Cryptovermogen in de schijnwerpers
Uit een recent onderzoek van de Rabobank blijkt dat van de Nederlanders inmiddels ongeveer 6,25% in cryptovaluta belegt. Met cryptovaluta – kortweg crypto’s – wordt voornamelijk gedoeld op Bitcoin, maar in de praktijk bestaan tienduizenden soorten crypto’s. De waarde van deze beleggingen kan aanzienlijk zijn. Veel beleggers geven de waarde van hun cryptobeleggingen echter niet door aan de Belastingdienst. Dit kan op termijn juridische consequenties hebben voor de betreffende beleggers.
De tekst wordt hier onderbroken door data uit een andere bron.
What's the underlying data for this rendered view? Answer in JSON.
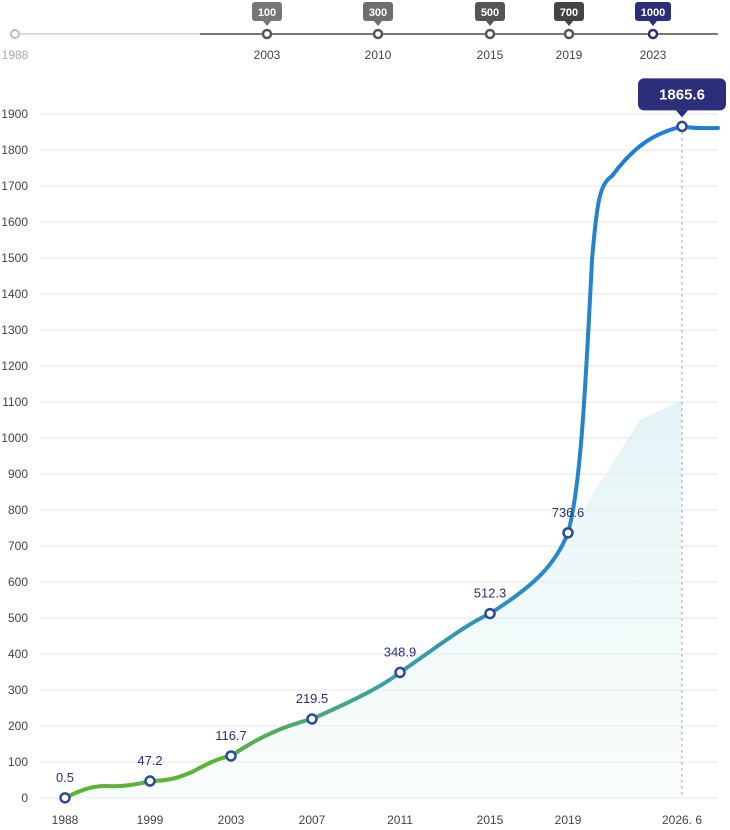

Als gevolg van nieuwe wet- en regelgeving krijgt de Belastingdienst daarnaast meer toezicht op cryptobeleggingen. In dit blog wordt ingegaan op de fiscale behandeling van cryptovaluta, de gevolgen van het niet aangeven van cryptovaluta en de wijzigingen per 1 januari 2026.
Crypto’s en inkomstenbelasting
Cryptovaluta wordt belast met inkomstenbelasting. De inkomstenbelasting is onderverdeeld in drie boxen. De Hoge Raad heeft op 25 april 2025 (ECLI:NL:HR:2025:683) bevestigd dat cryptovermogen binnen het bereik van box 3 valt. Dit zijn inkomsten uit sparen en beleggen. Enkel in zeer bijzondere gevallen zullen crypto’s in box 1 vallen. Dit betekent dat cryptovermogen altijd is belast met inkomstenbelasting, nagenoeg altijd in box 3. Door het arrest is komen vast te staan dat de werkelijke waarde van de crypto’s moet worden aangegeven in de jaarlijkse aangifte inkomstenbelasting. De werkelijke waarde is de koerswaarde op 1 januari van het jaar waarover aangifte wordt gedaan. Als de totale waarde van de box 3-bezittingen boven de € 57.684 (cijfers 2025) uitkomt of € 115.368 (cijfers 2025) voor fiscaal partners, is over het meerdere inkomstenbelasting verschuldigd. De inkomstenbelasting wordt dan berekend over een fictief rendement, tenzij het werkelijk behaalde rendement lager is. Dit laatste is aan de cryptobelegger om te bewijzen.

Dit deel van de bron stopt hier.